O gato que não tem vertigens chama-se Jó e na verdade o Jó é um filme português. Não, não é estranho – é uma história nada estranha e talvez apenas um pouco fora do comum. Porque na vida real fora da tela, já que dentro também tudo é real até o que é fantasia, os pré-adultos, ou pós-adolescentes, não se interessam por velhos e os velhos não têm grande paciência para as febres de borbulhas à noite dos pós-adolescentes. Ou dos pré-adultos.
Por debaixo do filme os gatos não têm vertigens há o drama social e o drama humano – e há a comédia: o final feliz que vence; o sorriso de que todos precisamos quando tudo em volta é pardo.
O argumento tem a assinatura de Tiago Santos e terá começado a ser escrito pouco depois de António-Pedro Vasconcelos ter rodado “A bela e o paparazzo”, há três anos. Agora, vou apagar a luz.
Novo filme de António-Pedro Vasconcelos, Jó, o gato que não tem vertigens, leva ao grande ecrã as diferentes gerações – e desta vez sem conflito
Era uma vez o amor. Porque o amor pode viver em qualquer um – até em um gato desconfiado, porém sedento de festas, e sem vertigens. À moda de Kundera é a vertigem do gato que não a tem, isto é, não tem vontade de cair sem arrependimento. Como é o amor. Mas este gato não é o de kundera, é o do António-Pedro Vasconcelos e não tem vertigens. Pronto. Afinal é um gato convencional.
Estamos em Lisboa em tempos de crise, (não estamos todos?) e o Jó, que é o João Jesus, faz 18 anos ao mesmo tempo que é colaborador de um roubo. (colaborar é um verbo excelente para designar os participantes em um mercado de trabalho em expansão)
Como estava a dizer, falava do Jó, o rapaz que é ignorado pela mãe passa a ser também ostracizado pelo pai que o expulsa de casa. E sem tecto nem afecto, mete-se no terraço do prédio da Rosa. A Rosa é uma recém viúva com 73 anos e que vive com a solidão. (a solidão pode ser uma excelente companhia mas não sabe sorrir)
Contar histórias do arco da velha: do novo e da velha por um velho
O novo Jó é desconfiado como os gatos, já se sabe, e só come o que a velha Rosa lhe dá às escondidas porque não sabe o que é ser amado nem sabe receber carinho. (afinal com quem vive a solidão – com o novo ou com a velha?) Também não sabe confiar, este gato que não tem vertigens. Mas vai aprender – ou será que é mais a Rosa que vai ensinar-lhe (?)

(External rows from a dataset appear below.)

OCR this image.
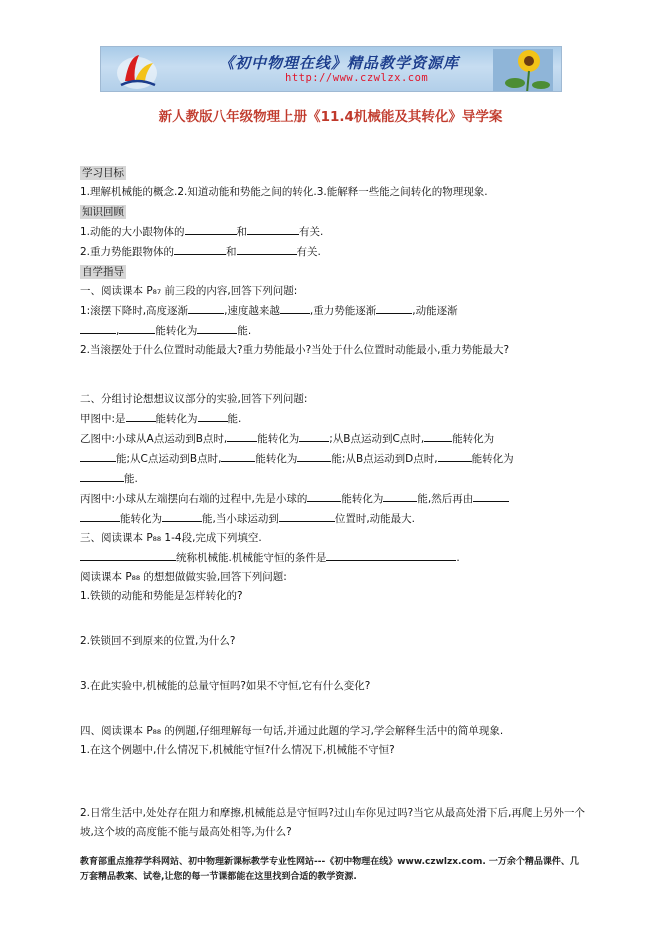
《初中物理在线》精品教学资源库
http://www.czwlzx.com
新人教版八年级物理上册《11.4机械能及其转化》导学案
学习目标
1.理解机械能的概念.2.知道动能和势能之间的转化.3.能解释一些能之间转化的物理现象.
知识回顾
1.动能的大小跟物体的	和	有关.
2.重力势能跟物体的	和	有关.
自学指导
一、阅读课本 P₈₇ 前三段的内容,回答下列问题:
1:滚摆下降时,高度逐渐	,速度越来越	,重力势能逐渐	,动能逐渐
,	能转化为	能.
2.当滚摆处于什么位置时动能最大?重力势能最小?当处于什么位置时动能最小,重力势能最大?
二、分组讨论想想议议部分的实验,回答下列问题:
甲图中:是	能转化为	能.
乙图中:小球从A点运动到B点时,	能转化为	;从B点运动到C点时,	能转化为
能;从C点运动到B点时,	能转化为	能;从B点运动到D点时,	能转化为
能.
丙图中:小球从左端摆向右端的过程中,先是小球的	能转化为	能,然后再由
能转化为	能,当小球运动到	位置时,动能最大.
三、阅读课本 P₈₈ 1-4段,完成下列填空.
统称机械能.机械能守恒的条件是	.
阅读课本 P₈₈ 的想想做做实验,回答下列问题:
1.铁锁的动能和势能是怎样转化的?
2.铁锁回不到原来的位置,为什么?
3.在此实验中,机械能的总量守恒吗?如果不守恒,它有什么变化?
四、阅读课本 P₈₈ 的例题,仔细理解每一句话,并通过此题的学习,学会解释生活中的简单现象.
1.在这个例题中,什么情况下,机械能守恒?什么情况下,机械能不守恒?
2.日常生活中,处处存在阻力和摩擦,机械能总是守恒吗?过山车你见过吗?当它从最高处滑下后,再爬上另外一个坡,这个坡的高度能不能与最高处相等,为什么?
教育部重点推荐学科网站、初中物理新课标教学专业性网站---《初中物理在线》www.czwlzx.com. 一万余个精品课件、几万套精品教案、试卷,让您的每一节课都能在这里找到合适的教学资源.
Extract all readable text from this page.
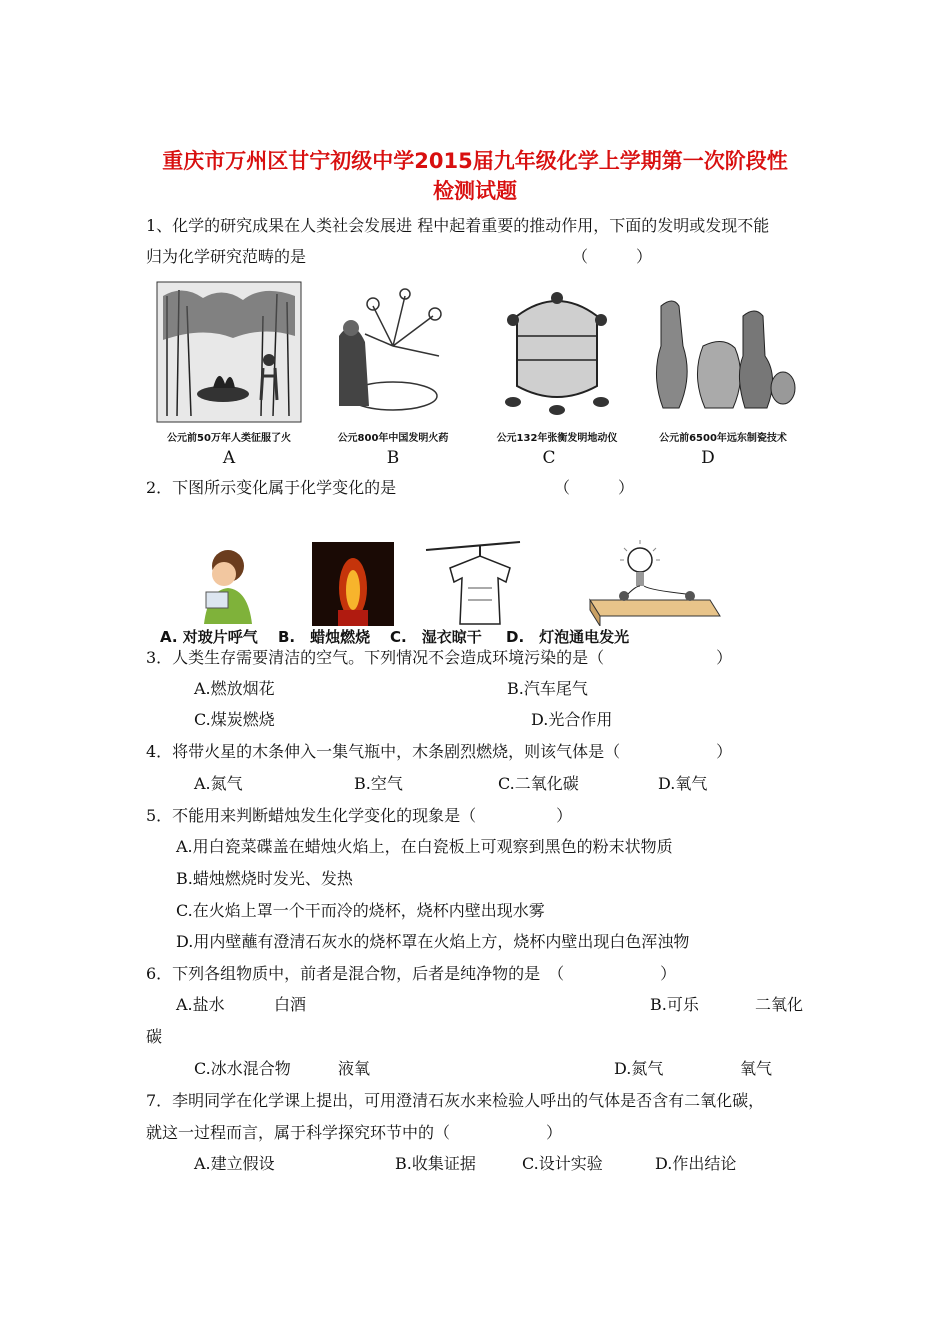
重庆市万州区甘宁初级中学2015届九年级化学上学期第一次阶段性
检测试题
1、化学的研究成果在人类社会发展进 程中起着重要的推动作用，下面的发明或发现不能
归为化学研究范畴的是	（　　　）
公元前50万年人类征服了火	公元800年中国发明火药	公元132年张衡发明地动仪	公元前6500年远东制瓷技术
A	B	C	D
2．下图所示变化属于化学变化的是	（　　　）
A. 对玻片呼气 B.　蜡烛燃烧 C.　湿衣晾干 D.　灯泡通电发光
3．人类生存需要清洁的空气。下列情况不会造成环境污染的是（　　　　　　　）
A.燃放烟花	B.汽车尾气
C.煤炭燃烧	D.光合作用
4．将带火星的木条伸入一集气瓶中，木条剧烈燃烧，则该气体是（　　　　　　）
A.氮气	B.空气	C.二氧化碳	D.氧气
5．不能用来判断蜡烛发生化学变化的现象是（　　　　　）
A.用白瓷菜碟盖在蜡烛火焰上，在白瓷板上可观察到黑色的粉末状物质
B.蜡烛燃烧时发光、发热
C.在火焰上罩一个干而冷的烧杯，烧杯内壁出现水雾
D.用内壁蘸有澄清石灰水的烧杯罩在火焰上方，烧杯内壁出现白色浑浊物
6．下列各组物质中，前者是混合物，后者是纯净物的是　（　　　　　　）
A.盐水	白酒	B.可乐	二氧化
碳
C.冰水混合物	液氧	D.氮气	氧气
7．李明同学在化学课上提出，可用澄清石灰水来检验人呼出的气体是否含有二氧化碳，
就这一过程而言，属于科学探究环节中的（　　　　　　）
A.建立假设	B.收集证据	C.设计实验	D.作出结论
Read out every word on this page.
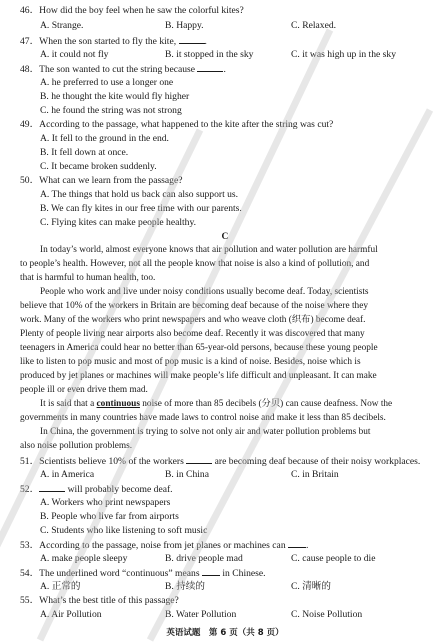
46．How did the boy feel when he saw the colorful kites?
A. Strange.	B. Happy.	C. Relaxed.
47．When the son started to fly the kite,	.
A. it could not fly	B. it stopped in the sky	C. it was high up in the sky
48．The son wanted to cut the string because	.
A. he preferred to use a longer one
B. he thought the kite would fly higher
C. he found the string was not strong
49．According to the passage, what happened to the kite after the string was cut?
A. It fell to the ground in the end.
B. It fell down at once.
C. It became broken suddenly.
50．What can we learn from the passage?
A. The things that hold us back can also support us.
B. We can fly kites in our free time with our parents.
C. Flying kites can make people healthy.
C
In today’s world, almost everyone knows that air pollution and water pollution are harmful
to people’s health. However, not all the people know that noise is also a kind of pollution, and
that is harmful to human health, too.
People who work and live under noisy conditions usually become deaf. Today, scientists
believe that 10% of the workers in Britain are becoming deaf because of the noise where they
work. Many of the workers who print newspapers and who weave cloth (织布) become deaf.
Plenty of people living near airports also become deaf. Recently it was discovered that many
teenagers in America could hear no better than 65-year-old persons, because these young people
like to listen to pop music and most of pop music is a kind of noise. Besides, noise which is
produced by jet planes or machines will make people’s life difficult and unpleasant. It can make
people ill or even drive them mad.
It is said that a continuous noise of more than 85 decibels (分贝) can cause deafness. Now the
governments in many countries have made laws to control noise and make it less than 85 decibels.
In China, the government is trying to solve not only air and water pollution problems but
also noise pollution problems.
51．Scientists believe 10% of the workers	are becoming deaf because of their noisy workplaces.
A. in America	B. in China	C. in Britain
52．	will probably become deaf.
A. Workers who print newspapers
B. People who live far from airports
C. Students who like listening to soft music
53．According to the passage, noise from jet planes or machines can .
A. make people sleepy	B. drive people mad	C. cause people to die
54．The underlined word “continuous” means in Chinese.
A. 正常的	B. 持续的	C. 清晰的
55．What’s the best title of this passage?
A. Air Pollution	B. Water Pollution	C. Noise Pollution
英语试题　第 6 页（共 8 页）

Só os velhos percebem de amor e há novos que sabem ser velhos. É o caso do realizador, António-Pedro Vasconcelos, que aos 75 anos reconhece que a única coisa positiva que pode falar às pessoas é o amor: “É o meu único filme de amor, verdadeiramente. Precisei de chegar a esta idade para conseguir falar do amor como eu gostava”.